I recently added a self-test method to the base class of each of these services so that I could remotely hit the service and get back a status string verifying that it was in operation.
We implement this app in a ladder of environments - Development, QA, UAT, and finally production.
My problem:
My test program, which instantiates a connection to each service in turn and invokes the self-test method, works fine on all the environments below production. We recently moved the app to production, and I'm getting a weird error that I can't explain: On the first of the services that I hit, I get back an exception: "The server at [URL] rejected the session-establishment request". All the other services respond fine.

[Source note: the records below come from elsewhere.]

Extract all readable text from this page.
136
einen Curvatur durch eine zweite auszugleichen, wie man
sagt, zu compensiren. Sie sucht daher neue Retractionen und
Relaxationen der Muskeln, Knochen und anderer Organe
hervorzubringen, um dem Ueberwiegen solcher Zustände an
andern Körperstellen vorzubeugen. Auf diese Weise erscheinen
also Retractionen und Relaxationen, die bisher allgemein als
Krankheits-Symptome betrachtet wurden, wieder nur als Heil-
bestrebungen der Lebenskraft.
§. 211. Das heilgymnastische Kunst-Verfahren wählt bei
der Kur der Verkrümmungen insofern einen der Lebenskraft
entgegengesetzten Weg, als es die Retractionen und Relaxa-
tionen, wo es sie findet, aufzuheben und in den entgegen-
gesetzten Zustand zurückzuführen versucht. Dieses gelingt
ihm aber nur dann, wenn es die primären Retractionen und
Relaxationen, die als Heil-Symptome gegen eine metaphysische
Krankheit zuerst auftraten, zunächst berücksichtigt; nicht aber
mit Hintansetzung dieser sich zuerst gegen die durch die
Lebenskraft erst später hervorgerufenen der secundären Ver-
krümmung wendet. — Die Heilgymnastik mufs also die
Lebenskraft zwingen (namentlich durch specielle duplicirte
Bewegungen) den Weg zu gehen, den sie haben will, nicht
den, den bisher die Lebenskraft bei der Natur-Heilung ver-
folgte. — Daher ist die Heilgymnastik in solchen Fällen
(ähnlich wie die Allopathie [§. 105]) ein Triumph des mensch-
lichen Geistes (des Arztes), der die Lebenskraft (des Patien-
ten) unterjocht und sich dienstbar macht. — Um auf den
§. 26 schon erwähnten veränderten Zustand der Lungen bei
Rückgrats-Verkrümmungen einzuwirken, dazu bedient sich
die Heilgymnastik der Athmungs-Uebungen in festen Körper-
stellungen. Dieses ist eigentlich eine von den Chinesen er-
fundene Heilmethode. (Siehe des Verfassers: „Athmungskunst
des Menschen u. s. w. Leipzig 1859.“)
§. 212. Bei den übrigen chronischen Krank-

I initially thought there was something wrong with the particular service that was failing, but I tried rearranging the list of services into a different order, and it SEEMS to always be the first service that I hit that fails. (I say SEEMS because it think once in the early iterations of testing, I saw it happen on the second service that it hit. But I haven't been able to reproduce that.)
I've looked at application startup delays, and that doesn't seem to be the problem, because I can come back and run the test again as soon as it finishes - a delay of only a minute or two - and get the same error. Also, in the lower level environments, there is a start up delay of probably 30 seconds to a minute, but the result still comes back as expected.
I've tried accessing the services over http from INetManager, and I get intermittent failures on all the services - a particular service will return a yellow screen of death on on invocation, then come up with the expected link to the WSDL on the next one seconds later.
I'm completely at a loss to explain this behavior, or how to resolve it. I've googled the error message, and not found anything helpful. It may be a configuration issue - the production servers are newly provisioned VM's, and we may not have the config exactly right (whereas all the lower level environments have been running this and other similar apps for some time), but I have not idea what to look for. I've looked at the properties of the app pool that the app is running on and compared it to the lower level environments without finding any differences.
If somebody can point me in the right direction, you would have my undying gratitude.